I will push the new code that I used to obtain these results.

rusty1s commented 5 years ago

Interesting, thank you very much. So the error obviously lies in max pooling node features, but why? :(

dhorka commented 5 years ago

I do not know :( I am cleaning a little bit the code(there are a lot of prints xD) before push it. I will try during the morning to change this max pool layer to an average pool and check if we have the same behavior. I will notify you when I push the code.

rusty1s commented 5 years ago

This is for CPU only? It might be good to test both, CPU and GPU.

dhorka commented 5 years ago

I'm testing on GPU. ECC in CPU is very slow.
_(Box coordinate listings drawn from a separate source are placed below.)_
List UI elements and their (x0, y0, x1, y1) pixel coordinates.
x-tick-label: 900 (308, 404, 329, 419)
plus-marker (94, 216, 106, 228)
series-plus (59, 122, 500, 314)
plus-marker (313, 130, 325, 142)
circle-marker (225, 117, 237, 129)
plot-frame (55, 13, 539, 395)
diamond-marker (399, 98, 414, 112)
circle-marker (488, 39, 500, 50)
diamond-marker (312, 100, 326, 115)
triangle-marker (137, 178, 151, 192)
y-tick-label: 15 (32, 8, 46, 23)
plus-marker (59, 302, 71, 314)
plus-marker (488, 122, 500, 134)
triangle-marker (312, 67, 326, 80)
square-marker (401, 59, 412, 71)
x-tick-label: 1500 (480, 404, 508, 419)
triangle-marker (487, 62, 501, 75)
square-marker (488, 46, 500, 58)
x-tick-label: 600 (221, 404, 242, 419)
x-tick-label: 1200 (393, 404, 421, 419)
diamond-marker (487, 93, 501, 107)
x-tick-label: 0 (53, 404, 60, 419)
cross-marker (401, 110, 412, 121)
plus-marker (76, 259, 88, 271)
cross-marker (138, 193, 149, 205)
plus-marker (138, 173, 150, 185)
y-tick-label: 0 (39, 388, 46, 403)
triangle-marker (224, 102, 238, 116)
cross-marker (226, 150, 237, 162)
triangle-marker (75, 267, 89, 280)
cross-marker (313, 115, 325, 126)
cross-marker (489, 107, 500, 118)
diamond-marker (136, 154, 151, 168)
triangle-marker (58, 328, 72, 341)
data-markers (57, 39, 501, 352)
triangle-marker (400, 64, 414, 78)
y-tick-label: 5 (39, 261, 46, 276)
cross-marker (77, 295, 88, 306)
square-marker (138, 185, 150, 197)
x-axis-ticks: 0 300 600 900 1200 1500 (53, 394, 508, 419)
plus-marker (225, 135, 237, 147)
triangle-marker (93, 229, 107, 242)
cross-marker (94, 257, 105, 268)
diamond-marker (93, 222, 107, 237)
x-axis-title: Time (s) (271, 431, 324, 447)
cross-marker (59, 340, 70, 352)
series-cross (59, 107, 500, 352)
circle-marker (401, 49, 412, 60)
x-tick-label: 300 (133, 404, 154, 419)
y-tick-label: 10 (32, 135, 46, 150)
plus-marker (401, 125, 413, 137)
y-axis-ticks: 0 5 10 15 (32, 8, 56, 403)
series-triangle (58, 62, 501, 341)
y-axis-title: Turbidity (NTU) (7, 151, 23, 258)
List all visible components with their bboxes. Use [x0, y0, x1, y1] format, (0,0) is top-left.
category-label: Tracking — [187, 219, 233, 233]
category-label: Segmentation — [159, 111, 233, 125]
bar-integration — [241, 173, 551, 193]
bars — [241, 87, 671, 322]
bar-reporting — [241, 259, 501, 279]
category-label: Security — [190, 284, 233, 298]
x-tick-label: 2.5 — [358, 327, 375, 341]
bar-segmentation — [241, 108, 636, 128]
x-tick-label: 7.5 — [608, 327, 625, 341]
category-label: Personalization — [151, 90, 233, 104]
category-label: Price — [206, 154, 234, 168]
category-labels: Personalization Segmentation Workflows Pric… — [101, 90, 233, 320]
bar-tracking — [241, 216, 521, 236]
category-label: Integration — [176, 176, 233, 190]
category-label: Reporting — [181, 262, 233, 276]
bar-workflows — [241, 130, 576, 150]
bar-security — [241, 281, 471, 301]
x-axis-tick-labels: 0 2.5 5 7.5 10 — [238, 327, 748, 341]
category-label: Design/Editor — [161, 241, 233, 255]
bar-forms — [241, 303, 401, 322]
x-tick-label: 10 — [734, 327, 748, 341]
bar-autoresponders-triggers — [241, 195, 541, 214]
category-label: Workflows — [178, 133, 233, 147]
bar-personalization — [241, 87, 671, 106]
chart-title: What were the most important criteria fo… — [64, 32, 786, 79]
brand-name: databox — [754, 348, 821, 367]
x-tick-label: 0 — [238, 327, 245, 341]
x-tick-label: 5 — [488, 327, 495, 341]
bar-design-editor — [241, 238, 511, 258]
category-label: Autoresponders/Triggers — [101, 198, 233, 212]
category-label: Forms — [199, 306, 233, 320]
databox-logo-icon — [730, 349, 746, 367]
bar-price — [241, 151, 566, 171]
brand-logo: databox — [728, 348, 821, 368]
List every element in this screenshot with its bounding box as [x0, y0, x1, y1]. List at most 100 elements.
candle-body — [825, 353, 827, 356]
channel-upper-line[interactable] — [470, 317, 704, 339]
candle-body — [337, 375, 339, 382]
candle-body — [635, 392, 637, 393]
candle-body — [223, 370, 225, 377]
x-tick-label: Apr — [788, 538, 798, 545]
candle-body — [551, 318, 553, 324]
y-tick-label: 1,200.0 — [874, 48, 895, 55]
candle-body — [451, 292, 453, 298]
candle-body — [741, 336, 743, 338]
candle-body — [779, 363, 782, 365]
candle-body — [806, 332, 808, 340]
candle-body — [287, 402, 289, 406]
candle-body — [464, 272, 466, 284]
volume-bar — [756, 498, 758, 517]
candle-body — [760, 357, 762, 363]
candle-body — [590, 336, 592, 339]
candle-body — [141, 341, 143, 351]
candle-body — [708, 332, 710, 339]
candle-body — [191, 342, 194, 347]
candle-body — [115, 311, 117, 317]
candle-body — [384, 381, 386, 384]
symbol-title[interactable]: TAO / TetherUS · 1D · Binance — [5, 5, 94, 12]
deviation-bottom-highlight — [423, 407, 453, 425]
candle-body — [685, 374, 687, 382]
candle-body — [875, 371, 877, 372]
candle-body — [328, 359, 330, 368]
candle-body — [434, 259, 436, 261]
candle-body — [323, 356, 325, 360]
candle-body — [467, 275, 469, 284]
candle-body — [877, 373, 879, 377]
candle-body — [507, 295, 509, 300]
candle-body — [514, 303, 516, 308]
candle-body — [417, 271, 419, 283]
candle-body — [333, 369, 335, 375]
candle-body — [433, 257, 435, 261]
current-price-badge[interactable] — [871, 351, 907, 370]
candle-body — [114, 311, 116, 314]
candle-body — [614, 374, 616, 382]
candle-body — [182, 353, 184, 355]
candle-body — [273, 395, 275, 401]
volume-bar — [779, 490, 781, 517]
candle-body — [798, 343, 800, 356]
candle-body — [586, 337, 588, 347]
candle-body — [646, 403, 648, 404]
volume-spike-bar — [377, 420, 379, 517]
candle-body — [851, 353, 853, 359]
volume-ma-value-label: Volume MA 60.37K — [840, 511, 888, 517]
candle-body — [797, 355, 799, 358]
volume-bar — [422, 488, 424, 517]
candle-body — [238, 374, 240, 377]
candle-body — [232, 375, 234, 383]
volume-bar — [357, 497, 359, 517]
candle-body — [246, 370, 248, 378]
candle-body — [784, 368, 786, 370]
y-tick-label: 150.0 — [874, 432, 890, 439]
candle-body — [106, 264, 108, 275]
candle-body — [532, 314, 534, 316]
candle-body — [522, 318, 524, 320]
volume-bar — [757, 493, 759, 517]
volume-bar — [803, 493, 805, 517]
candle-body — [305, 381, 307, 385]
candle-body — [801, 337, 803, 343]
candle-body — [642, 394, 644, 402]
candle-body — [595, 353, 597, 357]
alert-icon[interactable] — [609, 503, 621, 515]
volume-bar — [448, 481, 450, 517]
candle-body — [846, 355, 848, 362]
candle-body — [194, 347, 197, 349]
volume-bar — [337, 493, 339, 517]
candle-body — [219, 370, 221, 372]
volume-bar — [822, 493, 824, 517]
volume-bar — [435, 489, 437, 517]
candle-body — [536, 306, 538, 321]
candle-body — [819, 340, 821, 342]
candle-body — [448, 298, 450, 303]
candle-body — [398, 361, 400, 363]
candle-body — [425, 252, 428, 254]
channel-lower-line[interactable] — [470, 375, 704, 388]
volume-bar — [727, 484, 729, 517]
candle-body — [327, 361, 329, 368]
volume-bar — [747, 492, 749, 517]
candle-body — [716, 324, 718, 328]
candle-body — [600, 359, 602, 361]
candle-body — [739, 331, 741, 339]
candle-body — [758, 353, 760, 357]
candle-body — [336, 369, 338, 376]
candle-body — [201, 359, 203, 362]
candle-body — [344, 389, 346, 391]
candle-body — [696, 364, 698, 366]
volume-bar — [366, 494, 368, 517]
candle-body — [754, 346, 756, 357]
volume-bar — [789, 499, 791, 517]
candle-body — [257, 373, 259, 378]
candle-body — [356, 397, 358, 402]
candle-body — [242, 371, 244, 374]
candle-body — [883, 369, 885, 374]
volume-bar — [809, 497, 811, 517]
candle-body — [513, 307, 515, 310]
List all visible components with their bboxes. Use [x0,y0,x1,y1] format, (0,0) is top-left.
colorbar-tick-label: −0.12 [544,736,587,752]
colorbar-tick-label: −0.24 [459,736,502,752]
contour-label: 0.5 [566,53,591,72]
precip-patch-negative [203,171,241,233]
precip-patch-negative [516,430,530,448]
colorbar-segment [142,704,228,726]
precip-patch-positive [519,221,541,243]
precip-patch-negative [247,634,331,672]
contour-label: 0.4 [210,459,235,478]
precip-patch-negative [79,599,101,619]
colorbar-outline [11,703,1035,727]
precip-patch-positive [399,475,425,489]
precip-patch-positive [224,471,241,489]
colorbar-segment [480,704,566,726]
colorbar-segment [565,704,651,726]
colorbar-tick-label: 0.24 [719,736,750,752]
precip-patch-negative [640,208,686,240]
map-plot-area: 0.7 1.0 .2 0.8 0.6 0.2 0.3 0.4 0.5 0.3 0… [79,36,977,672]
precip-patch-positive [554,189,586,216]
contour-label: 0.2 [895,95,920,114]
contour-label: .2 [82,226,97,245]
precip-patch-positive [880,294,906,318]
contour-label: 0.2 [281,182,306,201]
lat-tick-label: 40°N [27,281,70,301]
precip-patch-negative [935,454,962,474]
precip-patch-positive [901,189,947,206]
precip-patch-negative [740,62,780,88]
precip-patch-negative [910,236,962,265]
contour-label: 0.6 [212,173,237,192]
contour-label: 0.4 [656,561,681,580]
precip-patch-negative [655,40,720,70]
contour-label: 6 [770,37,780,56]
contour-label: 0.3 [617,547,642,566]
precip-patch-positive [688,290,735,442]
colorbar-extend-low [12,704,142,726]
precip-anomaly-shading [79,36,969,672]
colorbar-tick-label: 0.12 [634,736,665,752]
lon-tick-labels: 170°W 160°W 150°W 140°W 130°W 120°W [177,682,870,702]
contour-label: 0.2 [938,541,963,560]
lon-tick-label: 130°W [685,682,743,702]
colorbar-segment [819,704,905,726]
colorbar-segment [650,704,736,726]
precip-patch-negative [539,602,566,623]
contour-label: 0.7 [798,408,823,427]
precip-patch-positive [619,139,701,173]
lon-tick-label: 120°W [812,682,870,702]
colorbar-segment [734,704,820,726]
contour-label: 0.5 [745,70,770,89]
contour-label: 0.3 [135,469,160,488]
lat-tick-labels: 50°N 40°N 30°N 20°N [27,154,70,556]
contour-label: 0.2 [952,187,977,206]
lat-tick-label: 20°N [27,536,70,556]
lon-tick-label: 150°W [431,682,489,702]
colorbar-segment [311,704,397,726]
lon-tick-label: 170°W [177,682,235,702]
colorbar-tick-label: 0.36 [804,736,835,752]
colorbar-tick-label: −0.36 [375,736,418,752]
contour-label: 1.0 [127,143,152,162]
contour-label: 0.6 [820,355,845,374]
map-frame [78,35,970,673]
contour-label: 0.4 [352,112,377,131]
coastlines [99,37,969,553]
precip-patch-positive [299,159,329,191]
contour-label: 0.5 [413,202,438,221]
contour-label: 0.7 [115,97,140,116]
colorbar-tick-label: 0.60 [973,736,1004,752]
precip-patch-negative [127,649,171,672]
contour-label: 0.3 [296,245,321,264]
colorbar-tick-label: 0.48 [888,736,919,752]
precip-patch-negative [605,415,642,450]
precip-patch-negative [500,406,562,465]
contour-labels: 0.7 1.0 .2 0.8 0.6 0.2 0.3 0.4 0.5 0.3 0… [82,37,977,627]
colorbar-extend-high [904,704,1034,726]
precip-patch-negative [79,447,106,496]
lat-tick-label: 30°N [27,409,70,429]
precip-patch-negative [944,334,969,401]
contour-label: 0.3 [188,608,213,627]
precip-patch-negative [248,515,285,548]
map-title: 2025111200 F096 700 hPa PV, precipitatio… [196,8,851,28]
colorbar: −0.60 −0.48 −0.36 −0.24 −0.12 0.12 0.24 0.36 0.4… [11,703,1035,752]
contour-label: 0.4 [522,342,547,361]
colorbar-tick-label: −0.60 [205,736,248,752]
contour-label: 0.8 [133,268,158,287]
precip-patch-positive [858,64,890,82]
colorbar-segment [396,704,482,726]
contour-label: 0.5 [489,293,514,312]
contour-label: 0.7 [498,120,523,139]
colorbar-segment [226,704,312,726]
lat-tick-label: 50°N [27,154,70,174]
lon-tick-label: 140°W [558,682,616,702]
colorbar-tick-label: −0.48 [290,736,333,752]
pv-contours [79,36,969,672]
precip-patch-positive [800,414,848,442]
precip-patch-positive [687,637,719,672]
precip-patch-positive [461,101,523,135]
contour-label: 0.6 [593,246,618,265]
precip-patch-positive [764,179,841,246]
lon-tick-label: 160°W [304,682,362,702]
dhorka commented 5 years ago

Confirmed, in avg_pool I obtaining the same problems using GPU:

Sum avg_pool ecc 2975.3457 Sum avg_pool pygeometric 1664.9924 Difference between features of avg_pool1 1310.3533 Size positions ecc: (398, 3) Size positions pyg: (398, 3) Sum positions ecc: 16834.863076248243 Sum positions pyg: 16834.863076248246 Difference positions: -3.637978807091713e-12

Maybe it is related with the flow? I am not sure if the max and avg operation are affected with the flow direction

rusty1s commented 5 years ago

Interesting, I look into this in a minute.

dhorka commented 5 years ago

Sorry for the delay, I had problems to push the code to git I do not know why :( Here you can find the code updated.

rusty1s commented 5 years ago

Thank you. For me personally, node features are not the same when using avg_pool and AGGR_MEAN respectively.

dhorka commented 5 years ago

What do you mean of using avg_pool and AGGR_MEAN?

rusty1s commented 5 years ago

I'm sorry, I misread your previous comment.

rusty1s commented 5 years ago

This seems like a bug in the ECC implementation.

dhorka commented 5 years ago

If we are sure about that, for my side that it is all. =)

rusty1s commented 5 years ago

Mh, cluster indices seem still to be different.

dhorka commented 5 years ago

Uhmm, positions are correct and indices are wrong?